As Jack Ma, founder and CEO of Alibaba group, said recently: "The coming 30 years is where the enormous opportunities lay. Data will be the core resource."
Scientific development takes precedence over vague moral concerns.
Zhou Kunxuan, CEO of 23 Mofang, an online gene-testing company, said at a recent product launch: "Our users soared from 30,000 to 160,000 within a year. We have the largest consumer-level genetic detection database in China so far." All this relies on using people's data.
While the boundary of data and its commercial uses expand, so do ethical issues.

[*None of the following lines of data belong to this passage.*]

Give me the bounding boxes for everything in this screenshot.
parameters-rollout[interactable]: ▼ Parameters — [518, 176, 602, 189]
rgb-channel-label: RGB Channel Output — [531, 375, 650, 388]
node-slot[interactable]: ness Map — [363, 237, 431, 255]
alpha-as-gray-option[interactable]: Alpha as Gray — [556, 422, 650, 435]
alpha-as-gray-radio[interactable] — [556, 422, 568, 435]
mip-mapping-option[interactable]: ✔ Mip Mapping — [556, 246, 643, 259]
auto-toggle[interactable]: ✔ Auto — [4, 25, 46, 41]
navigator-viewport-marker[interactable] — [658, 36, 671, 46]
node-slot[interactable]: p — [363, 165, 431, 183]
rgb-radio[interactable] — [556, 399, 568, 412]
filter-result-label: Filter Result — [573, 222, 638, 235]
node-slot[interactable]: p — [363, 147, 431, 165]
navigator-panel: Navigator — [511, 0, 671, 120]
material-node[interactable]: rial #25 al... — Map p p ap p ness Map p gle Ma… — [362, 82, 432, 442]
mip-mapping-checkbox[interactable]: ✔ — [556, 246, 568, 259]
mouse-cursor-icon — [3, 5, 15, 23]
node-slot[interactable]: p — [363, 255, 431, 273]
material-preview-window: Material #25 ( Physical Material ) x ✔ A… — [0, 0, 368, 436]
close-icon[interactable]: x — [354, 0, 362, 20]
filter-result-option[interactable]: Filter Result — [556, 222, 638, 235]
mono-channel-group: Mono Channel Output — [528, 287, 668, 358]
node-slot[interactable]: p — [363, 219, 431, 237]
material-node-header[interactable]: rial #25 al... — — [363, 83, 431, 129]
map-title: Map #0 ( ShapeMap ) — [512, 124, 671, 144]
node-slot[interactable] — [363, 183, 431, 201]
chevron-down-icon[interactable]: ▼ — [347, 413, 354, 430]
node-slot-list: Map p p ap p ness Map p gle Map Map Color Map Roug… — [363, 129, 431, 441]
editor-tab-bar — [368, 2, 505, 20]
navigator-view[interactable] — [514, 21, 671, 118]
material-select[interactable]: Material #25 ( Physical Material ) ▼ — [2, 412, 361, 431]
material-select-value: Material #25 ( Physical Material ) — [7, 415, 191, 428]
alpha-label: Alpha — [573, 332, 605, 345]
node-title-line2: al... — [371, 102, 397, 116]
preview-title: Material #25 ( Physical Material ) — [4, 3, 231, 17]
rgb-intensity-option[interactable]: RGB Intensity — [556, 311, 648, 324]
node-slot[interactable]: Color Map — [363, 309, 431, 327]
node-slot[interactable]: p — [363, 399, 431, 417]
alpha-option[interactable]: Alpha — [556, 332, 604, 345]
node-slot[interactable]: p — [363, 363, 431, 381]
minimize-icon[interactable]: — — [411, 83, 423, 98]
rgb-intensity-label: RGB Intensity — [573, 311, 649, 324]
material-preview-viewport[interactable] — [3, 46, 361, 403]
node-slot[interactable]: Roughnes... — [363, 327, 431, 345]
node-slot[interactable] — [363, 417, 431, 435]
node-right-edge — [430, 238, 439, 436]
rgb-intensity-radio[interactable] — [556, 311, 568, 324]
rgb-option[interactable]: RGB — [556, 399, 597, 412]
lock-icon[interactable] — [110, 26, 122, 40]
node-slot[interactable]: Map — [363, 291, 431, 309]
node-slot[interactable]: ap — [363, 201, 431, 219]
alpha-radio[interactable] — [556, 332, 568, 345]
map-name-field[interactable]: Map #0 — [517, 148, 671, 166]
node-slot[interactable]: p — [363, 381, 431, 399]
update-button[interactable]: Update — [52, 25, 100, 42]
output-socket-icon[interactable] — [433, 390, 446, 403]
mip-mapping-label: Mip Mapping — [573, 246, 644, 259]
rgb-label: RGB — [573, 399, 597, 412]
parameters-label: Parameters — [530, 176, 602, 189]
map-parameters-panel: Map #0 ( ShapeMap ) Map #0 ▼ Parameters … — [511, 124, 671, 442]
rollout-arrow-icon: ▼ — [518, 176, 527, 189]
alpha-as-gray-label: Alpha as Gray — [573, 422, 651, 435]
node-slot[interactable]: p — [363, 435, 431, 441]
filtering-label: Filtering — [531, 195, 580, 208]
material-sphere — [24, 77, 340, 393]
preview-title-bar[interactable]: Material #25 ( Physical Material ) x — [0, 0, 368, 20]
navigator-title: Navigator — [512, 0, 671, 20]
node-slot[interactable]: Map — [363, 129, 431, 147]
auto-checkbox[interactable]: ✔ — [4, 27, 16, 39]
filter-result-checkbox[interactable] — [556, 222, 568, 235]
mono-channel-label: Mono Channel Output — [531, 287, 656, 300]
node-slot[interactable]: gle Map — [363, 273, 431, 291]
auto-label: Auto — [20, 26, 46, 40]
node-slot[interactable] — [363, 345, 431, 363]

If the biological characteristics of a person make up an important part of personal data, will an insurance company still cover you if it can predict that you will soon be subject to serious illness?
Li Kaifu, a Taiwanese-American venture capitalist who launched Google China in Beijing, once said, "Generally speaking, in China, scientific development takes precedence over vague moral concerns."
Jiang Lin told the Economic Observer that almost none of the sampled companies comply with the ‘minimum necessity" principle to access clients' sensitive personal data. "A lot of enterprises collect as much data as possible because they believe that even if it may not be useful now, it could be one day."
The artist Deng Xueping says that at the end of the day, the plight of protecting a citizen's personal data relies solely on the moral consciousness of internet giants such as Alibaba and Tencent . "In the information age, we no longer have secrets. Big data can exploit our lifestyles, levels of consumption, favoring of trends, locations, political leanings and personalities," Deng said. "Our lives become the data of others. Our data becomes the choices of others. Our choices become the rights of others."